紅葉は、その頃の記憶を静かに照らしている。
成長した、と簡単に言うことはできる。けれど実際には、成長とはもっと曖昧なものだと思う。何かを克服したというより、かつて分からなかった痛みや迷いを、少し別の距離から見られるようになること。昔の自分を否定するのではなく、その不器用さも含めて、確かにそこにいたのだと認められるようになること。
京都の紅葉が特別なのは、ただ美しいからではない。
そこに、時間が重なっているからだ。離れる前の自分。離れた後の生活。戻りたい気持ちと、戻れないことを知っている感覚。第二の故郷という言葉は、少し大きすぎるかもしれない。それでも、京都にはそう呼びたくなるだけの静かな重みがある。
故郷とは、必ずしも生まれた場所だけではない。
ある時期の自分を受け止めてくれた場所もまた、故郷になり得る。迷いながら歩いた道。何度も見上げた空。季節の変わり目に立ち止まった場所。そこに長く住んだかどうかよりも、その場所がどれだけ深く身体の記憶に残っているかのほうが、時には大切なのかもしれない。
いつかまた、京都へ戻る日が来るのだろう。
その時、紅葉は同じように美しいかもしれない。けれど、見る側はもう同じではない。時間が経ち、生活が変わり、家族と並んで歩く時の感覚も、かつてとは少し違っているはずだ。それでも、その違いを含めて、もう一度あの赤や金色の葉を見たいと思う。
帰るということは、過去に戻ることではない。
変わってしまった自分のまま、かつて大切だった場所にもう一度立つことなのだと思う。そこには少しの寂しさがあり、同じくらいの穏やかさもある。

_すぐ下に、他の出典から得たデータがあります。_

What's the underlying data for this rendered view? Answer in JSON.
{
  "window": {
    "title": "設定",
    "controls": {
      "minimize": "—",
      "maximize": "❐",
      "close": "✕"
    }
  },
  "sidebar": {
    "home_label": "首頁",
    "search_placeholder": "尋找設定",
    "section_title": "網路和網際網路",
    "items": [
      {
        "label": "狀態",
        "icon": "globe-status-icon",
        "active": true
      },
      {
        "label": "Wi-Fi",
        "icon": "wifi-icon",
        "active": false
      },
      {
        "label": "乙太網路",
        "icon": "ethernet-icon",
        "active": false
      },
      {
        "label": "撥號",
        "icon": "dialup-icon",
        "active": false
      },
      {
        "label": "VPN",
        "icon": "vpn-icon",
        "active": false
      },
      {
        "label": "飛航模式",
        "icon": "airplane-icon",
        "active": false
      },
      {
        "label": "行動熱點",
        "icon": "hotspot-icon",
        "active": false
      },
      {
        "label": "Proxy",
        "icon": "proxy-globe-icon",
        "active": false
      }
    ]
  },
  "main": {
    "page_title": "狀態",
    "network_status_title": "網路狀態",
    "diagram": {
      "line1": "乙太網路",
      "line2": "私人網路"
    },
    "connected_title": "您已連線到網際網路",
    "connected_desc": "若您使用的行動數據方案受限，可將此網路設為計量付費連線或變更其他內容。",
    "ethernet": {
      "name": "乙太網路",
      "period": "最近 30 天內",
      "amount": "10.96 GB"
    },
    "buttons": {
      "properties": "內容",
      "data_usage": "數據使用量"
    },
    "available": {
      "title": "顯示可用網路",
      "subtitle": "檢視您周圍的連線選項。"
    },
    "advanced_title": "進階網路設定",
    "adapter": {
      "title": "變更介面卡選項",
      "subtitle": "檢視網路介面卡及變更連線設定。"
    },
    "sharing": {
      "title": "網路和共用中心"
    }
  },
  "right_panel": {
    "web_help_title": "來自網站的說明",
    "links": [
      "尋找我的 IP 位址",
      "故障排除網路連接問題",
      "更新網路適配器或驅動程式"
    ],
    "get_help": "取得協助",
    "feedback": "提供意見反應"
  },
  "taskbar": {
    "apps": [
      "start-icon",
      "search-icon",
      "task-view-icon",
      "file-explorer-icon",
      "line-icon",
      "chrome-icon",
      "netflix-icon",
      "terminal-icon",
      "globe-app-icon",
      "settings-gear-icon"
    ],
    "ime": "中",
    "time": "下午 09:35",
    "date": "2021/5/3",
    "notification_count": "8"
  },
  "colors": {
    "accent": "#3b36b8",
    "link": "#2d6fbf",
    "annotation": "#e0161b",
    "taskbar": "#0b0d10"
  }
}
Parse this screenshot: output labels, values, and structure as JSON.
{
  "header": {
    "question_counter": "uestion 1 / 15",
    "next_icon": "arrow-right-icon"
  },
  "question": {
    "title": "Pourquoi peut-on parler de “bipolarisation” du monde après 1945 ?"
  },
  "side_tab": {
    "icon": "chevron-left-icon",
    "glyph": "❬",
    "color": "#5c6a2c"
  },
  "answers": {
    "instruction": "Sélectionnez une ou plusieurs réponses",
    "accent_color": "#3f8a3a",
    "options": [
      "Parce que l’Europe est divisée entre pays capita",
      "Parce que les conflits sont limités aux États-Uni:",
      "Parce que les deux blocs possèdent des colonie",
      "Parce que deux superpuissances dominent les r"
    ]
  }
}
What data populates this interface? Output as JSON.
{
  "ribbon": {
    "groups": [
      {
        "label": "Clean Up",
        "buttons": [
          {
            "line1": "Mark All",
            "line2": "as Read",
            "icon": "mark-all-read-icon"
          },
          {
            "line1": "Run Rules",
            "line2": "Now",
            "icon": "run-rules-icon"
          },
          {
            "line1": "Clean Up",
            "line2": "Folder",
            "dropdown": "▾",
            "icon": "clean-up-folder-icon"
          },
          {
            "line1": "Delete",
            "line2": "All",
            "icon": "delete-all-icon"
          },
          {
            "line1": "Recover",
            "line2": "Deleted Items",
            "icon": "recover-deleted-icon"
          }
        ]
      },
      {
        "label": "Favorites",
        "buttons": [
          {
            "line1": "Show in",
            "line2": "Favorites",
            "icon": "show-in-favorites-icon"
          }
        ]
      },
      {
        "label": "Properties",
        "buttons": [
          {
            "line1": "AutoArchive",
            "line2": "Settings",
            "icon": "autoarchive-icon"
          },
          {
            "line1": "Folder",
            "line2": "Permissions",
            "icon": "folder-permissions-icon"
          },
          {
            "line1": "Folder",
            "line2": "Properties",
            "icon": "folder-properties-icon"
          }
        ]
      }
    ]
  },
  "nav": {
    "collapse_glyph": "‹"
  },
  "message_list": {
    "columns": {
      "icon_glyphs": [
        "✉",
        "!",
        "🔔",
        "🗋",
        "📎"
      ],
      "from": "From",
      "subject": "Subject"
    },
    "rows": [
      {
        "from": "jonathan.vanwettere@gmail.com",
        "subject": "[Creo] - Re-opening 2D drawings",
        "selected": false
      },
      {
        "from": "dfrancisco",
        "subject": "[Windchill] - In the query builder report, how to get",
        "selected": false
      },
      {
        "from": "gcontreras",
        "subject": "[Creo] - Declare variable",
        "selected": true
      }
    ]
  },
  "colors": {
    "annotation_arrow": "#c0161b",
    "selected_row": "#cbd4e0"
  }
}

今はまだ、京都の紅葉が一番美しい季節に、そこにいることはできない。
それでも、遠く離れた場所で秋の気配を感じるたびに、あの街の色が静かに戻ってくる。石畳の上に落ちた葉。夕方の庭の光。言葉にする前に、すでに身体が覚えている風景。
京都を離れてから、京都はますます遠くなった。
そしてその分だけ、心の中では、少し近くなった。